Oil Escapes From Golden Ray Wreck Near Brunswick

Responders are cleaning up oil that spilled from the Golden Ray, the cargo ship that’s been stuck on the Georgia coast for more than a year and a half.

That’s after the wreck caught fire last month, and the removal process overall has taken much longer than expected.

The Golden Ray overturned in September 2019 as it was leaving the Port of Brunswick with 4,200 cars on board. It’s remained on its side near St. Simons Island since then.



Most of the oil was removed from the ship early on, and there is always equipment set up to catch oil that comes from the wreck. But Tuesday morning, officials saw that more oil had escaped from the barrier set up around the wreck.

“Our aerial observation team was able to visually confirm what looked like ribbons of dark brown oil sheen,” said U.S. Coast Guard Petty Officer Michael Himes, a spokesman for the wreck response efforts.

More than a dozen boats with equipment to soak up oil went out on the water, and crews put out additional gear near the shore, too, Himes said.

Fletcher Sams, director of the environmental group Altamaha Riverkeeper, said the amount of oil that got out this week isn’t a major disaster, but just another one of the problems that’s come up as the removal process drags on.

“When you’re talking originally about a roughly 90- to 120-day period that it would be open to the environment and polluting, and then that turns into closer to 400 days, that’s just that much more pollution that’s entering the waterways,” he said.

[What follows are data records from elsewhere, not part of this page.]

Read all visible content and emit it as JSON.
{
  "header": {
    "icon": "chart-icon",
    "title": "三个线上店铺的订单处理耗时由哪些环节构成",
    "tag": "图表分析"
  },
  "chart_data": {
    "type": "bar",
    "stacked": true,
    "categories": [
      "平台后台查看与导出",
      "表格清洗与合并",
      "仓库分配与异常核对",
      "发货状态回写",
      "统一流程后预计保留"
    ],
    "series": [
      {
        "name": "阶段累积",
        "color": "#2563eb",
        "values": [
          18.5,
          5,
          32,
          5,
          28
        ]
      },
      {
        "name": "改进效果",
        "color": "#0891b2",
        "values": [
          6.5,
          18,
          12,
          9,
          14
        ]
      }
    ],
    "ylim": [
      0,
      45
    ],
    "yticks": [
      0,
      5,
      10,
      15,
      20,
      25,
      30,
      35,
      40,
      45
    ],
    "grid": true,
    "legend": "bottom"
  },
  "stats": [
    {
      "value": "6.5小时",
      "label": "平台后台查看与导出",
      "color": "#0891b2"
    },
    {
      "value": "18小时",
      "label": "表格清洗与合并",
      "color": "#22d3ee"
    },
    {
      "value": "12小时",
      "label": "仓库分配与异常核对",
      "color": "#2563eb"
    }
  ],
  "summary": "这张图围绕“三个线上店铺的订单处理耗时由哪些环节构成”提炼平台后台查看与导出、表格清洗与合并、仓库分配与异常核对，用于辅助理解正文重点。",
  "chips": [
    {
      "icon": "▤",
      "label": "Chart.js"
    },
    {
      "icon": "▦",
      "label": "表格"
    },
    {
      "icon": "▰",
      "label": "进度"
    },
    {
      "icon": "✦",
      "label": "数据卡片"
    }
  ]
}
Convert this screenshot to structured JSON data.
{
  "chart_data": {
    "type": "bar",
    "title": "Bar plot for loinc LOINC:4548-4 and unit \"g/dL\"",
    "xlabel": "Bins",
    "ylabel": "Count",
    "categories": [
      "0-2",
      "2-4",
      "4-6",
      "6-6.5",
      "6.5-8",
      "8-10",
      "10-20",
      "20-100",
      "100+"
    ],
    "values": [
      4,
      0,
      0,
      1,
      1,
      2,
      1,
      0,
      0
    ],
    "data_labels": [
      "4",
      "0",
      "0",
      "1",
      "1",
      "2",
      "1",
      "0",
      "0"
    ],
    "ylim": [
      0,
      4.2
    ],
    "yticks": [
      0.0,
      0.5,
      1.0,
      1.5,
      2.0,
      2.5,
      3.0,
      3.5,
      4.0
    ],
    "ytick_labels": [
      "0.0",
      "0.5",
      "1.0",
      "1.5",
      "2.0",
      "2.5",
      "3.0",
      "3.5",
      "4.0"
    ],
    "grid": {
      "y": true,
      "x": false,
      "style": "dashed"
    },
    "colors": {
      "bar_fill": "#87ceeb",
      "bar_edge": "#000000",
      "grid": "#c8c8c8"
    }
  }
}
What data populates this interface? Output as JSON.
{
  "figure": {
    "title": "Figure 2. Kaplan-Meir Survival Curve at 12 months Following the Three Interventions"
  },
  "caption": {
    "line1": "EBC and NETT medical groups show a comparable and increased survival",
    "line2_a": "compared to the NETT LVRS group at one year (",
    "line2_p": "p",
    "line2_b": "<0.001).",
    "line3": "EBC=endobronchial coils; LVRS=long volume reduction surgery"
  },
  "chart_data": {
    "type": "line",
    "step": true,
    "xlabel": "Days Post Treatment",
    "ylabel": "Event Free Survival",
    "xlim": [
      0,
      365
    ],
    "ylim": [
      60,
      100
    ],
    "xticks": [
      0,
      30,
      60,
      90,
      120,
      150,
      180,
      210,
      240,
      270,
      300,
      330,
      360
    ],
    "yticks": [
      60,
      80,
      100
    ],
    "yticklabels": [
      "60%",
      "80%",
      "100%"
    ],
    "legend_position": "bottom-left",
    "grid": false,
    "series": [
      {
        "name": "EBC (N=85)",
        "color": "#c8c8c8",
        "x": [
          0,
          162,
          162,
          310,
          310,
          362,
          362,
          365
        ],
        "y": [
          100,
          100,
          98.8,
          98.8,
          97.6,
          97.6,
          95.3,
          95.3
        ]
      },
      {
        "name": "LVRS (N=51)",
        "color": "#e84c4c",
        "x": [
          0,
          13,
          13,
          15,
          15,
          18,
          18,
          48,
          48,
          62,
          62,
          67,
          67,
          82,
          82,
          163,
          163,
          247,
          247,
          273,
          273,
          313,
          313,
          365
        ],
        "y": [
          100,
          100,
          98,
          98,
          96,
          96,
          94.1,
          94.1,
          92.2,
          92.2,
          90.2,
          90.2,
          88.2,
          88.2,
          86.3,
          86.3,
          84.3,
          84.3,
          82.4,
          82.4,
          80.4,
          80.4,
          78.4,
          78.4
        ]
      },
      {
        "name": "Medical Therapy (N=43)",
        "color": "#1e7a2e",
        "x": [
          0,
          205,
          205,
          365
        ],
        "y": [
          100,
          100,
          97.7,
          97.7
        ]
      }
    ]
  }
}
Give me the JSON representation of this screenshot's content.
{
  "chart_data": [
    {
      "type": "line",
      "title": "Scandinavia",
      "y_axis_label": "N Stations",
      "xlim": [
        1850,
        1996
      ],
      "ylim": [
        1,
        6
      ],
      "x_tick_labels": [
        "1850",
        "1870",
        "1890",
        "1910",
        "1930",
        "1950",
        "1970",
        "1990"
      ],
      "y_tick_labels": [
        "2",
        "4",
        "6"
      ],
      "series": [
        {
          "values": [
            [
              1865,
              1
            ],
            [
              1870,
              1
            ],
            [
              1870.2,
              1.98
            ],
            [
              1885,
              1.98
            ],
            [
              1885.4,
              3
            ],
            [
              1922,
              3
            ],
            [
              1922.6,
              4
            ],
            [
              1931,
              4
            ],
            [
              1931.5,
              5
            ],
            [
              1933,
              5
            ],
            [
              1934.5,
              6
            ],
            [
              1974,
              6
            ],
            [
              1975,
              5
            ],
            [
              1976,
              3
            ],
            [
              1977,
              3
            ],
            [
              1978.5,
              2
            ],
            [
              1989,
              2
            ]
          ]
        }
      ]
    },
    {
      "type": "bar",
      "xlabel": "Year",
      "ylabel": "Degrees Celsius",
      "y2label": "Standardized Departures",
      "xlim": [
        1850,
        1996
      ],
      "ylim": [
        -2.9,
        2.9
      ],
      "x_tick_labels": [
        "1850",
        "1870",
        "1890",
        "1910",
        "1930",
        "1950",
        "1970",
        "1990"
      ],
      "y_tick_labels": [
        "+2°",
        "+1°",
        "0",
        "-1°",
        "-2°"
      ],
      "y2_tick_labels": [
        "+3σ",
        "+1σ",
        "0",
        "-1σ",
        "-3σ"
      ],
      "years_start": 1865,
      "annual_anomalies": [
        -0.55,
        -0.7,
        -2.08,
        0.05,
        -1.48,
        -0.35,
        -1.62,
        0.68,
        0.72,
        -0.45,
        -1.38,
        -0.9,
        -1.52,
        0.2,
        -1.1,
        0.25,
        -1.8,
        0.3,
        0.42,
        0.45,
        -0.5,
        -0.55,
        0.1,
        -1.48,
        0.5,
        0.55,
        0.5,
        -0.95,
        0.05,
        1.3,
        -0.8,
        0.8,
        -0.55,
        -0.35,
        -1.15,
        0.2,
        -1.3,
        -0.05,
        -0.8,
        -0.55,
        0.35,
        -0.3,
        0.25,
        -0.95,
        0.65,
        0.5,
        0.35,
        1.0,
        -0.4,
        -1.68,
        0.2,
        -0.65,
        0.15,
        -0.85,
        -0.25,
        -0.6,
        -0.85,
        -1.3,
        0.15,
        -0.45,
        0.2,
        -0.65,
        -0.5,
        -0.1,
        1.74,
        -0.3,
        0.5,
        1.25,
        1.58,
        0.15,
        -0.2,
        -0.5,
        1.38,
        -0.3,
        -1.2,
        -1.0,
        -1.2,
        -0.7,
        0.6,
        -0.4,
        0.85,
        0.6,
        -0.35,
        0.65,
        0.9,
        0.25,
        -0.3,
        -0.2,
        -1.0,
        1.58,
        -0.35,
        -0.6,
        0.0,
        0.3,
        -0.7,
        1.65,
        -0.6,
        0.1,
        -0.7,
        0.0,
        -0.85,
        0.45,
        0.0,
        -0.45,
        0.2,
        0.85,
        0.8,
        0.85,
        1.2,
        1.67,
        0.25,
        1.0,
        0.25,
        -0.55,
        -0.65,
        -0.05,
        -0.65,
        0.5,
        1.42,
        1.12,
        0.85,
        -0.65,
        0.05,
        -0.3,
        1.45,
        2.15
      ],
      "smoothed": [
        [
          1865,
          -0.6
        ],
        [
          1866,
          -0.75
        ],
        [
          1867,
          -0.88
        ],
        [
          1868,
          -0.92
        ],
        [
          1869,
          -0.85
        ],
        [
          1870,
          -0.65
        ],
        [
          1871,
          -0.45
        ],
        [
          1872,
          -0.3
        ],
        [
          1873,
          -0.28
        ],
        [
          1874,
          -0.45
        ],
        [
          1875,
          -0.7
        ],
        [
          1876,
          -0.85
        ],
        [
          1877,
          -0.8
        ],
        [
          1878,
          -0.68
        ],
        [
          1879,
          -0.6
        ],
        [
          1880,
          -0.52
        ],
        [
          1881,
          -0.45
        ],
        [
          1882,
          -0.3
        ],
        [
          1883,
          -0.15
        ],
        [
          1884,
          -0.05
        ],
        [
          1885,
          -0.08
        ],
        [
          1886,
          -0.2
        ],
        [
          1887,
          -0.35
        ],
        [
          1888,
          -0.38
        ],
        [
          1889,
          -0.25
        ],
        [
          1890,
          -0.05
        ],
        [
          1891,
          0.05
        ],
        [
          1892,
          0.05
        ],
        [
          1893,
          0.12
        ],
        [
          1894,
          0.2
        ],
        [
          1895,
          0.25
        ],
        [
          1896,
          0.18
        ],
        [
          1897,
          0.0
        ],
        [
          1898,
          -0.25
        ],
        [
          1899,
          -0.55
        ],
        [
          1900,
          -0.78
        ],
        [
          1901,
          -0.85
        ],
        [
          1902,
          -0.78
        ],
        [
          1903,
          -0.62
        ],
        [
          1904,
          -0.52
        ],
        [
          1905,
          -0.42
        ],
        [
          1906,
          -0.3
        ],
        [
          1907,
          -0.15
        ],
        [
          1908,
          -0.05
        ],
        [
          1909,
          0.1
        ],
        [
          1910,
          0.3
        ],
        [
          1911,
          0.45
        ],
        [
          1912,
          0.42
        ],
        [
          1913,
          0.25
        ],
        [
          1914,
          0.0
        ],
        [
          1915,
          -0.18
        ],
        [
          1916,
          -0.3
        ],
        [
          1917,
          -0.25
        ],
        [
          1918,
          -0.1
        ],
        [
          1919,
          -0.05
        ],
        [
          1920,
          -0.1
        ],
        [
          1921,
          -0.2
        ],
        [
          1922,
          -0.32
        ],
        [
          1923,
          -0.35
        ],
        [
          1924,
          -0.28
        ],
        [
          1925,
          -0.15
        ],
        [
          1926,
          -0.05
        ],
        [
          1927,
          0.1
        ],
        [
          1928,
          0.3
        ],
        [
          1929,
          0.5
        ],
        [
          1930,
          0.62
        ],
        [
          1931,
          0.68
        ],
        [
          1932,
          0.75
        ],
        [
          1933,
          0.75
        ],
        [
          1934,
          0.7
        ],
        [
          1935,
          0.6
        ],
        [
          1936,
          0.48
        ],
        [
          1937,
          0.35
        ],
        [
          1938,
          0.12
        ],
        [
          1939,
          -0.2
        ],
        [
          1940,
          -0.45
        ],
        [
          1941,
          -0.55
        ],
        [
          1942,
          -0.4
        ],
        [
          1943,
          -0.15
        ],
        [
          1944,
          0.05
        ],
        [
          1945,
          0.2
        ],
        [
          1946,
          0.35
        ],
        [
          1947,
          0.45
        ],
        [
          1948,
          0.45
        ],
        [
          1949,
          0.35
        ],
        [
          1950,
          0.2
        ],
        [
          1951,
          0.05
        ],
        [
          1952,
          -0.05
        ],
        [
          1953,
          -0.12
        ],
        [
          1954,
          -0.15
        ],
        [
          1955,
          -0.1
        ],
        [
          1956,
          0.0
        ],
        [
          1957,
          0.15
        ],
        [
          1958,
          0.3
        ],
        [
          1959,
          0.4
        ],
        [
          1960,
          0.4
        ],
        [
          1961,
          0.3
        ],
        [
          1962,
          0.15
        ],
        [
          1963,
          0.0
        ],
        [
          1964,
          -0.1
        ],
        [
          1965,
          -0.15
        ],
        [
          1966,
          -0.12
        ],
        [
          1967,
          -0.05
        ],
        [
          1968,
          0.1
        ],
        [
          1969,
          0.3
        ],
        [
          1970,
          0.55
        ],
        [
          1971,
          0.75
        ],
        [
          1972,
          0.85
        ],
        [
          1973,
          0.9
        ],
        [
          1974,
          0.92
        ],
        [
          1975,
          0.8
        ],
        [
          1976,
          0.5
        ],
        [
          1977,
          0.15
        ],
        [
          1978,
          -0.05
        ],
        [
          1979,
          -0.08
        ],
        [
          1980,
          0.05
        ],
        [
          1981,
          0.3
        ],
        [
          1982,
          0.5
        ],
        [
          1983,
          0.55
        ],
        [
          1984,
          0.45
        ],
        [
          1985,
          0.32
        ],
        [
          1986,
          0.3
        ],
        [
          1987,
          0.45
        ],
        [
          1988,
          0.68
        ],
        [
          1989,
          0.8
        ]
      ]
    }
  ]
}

The car carrier — and the thousands of cars inside of it — has been partially removed from the St. Simons Sound.

The process was delayed by the pandemic, and cutting and removing the ship has taken much longer than officials had initially thought it would; they had initially hoped to remove the wreck before the start of the 2020 hurricane season. The wreck weathered that season and will have to weather another one.

The Atlantic hurricane season officially began Tuesday.